Although 2020 brought an 85 percent fall in recorded executions, at least 40 people were put to death between January and July of 2021 — more than the total in all of 2020, according to the human rights watchdog.

In February 2021, the Human Rights Commission said the death sentences of the three aforementioned young Shiite prisoners would be commuted and their penalties reduced to 10 years in prison.

Eight months later, on Wednesday, Nimr was reunited with his family, 107 days before completing his 10-year sentence. An uncle announced his release in a tweet accompanied by a photo of a bearded Nimr, softly smiling inside a car.

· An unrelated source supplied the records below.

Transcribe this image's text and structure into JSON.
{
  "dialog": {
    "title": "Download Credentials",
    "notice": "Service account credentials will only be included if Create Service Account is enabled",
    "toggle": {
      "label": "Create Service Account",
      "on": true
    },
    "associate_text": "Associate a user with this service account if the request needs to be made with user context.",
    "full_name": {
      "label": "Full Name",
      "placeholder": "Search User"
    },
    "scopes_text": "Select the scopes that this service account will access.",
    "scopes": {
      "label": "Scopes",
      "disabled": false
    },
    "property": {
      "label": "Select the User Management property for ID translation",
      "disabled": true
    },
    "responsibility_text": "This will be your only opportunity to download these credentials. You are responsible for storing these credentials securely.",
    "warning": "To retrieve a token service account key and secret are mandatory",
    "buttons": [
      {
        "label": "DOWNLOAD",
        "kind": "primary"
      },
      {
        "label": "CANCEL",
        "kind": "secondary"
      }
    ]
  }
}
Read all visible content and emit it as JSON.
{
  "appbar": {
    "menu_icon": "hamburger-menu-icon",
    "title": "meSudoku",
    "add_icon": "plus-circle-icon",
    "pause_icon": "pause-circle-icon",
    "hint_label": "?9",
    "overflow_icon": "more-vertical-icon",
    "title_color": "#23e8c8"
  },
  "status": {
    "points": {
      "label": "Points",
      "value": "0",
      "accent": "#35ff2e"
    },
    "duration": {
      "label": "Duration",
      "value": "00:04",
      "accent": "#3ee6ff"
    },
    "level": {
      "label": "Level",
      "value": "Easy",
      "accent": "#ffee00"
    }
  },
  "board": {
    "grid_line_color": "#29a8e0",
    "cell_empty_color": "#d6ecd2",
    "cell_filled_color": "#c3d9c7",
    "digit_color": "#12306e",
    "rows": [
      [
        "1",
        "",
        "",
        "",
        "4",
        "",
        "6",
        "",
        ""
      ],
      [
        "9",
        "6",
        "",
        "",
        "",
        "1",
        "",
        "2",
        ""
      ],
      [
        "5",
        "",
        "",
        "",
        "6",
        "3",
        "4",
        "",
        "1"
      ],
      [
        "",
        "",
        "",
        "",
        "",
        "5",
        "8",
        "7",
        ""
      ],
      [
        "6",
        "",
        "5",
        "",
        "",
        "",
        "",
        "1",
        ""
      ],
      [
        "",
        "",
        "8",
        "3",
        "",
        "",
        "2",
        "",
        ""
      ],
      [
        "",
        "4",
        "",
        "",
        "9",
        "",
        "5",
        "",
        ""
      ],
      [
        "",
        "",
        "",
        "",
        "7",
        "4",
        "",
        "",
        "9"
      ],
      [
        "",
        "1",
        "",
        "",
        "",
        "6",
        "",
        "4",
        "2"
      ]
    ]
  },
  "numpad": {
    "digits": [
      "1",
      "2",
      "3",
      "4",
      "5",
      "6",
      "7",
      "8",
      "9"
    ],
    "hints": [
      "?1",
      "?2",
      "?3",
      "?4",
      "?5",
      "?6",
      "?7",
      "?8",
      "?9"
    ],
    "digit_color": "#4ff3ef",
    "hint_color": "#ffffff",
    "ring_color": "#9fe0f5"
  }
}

“For 10 years that have passed, as people were asleep in the dead of the night, I would rely on fervent prayers” awaiting Nimr’s release, his father wrote in a tweet. He thanked everyone who stood by the family over the past decade, and directed gratitude to King Salman for his “historic decision in April 2020 which ruled to stop the issuing and implementation of death sentences against minors, so may Allah reward him and his crown prince.”

But the absence of a published decision retroactively revoking death sentences for juvenile-committed crimes poses doubts about its future implementation.

Nimr’s release is a clear sign of Saudi Arabia’s serious approach to stopping executions for juvenile crimes, said Taha al-Hajji, a Saudi lawyer and legal consultant with the European Saudi Organization for Human Rights. But a lot of work remains, as death sentences are to be commuted only for one type of crime, and the lack of a clear decision by the Saudi government might result in a lack of legal consistency in future cases, Hajji said.

Hajji said he saw this “bloody period” as “effectively over,” but he wondered whether the Saudi government would use trickery to circumvent the decision, such as “if the government fabricates accusations for someone who is under 18, [claiming] it happened after they turned 18.”

The London-based human rights group Reprieve welcomed the release of Nimr and rejoiced in his reunion with his family, but the group decried his being detained in the first place.

“Ali’s release is a tangible sign of progress,” Maya Foa, the organization’s director, said in a statement to The Post “but the fact is, the Kingdom still sentences people to death for childhood crimes.”

She mentioned the case of Abdullah al-Howaiti, 19, who is on death row after being convicted of robbing a jewelry store of more than $200,000 in gold, wounding two employees and fatally shooting a police officer. At the time of the crime, Howaiti was 14.

“Like Ali, Abdullah al-Howaiti was arrested when he was a child, tortured into making a false confession and convicted in a deeply unfair trial,” Foa said. “While Abdullah remains on death row, at risk of execution, any claims by Saudi Arabia to have ended the death penalty for children are an empty PR exercise.”

Correction: An earlier version of this story mistakenly described the length of Nimr’s reduced sentence. The story has been updated.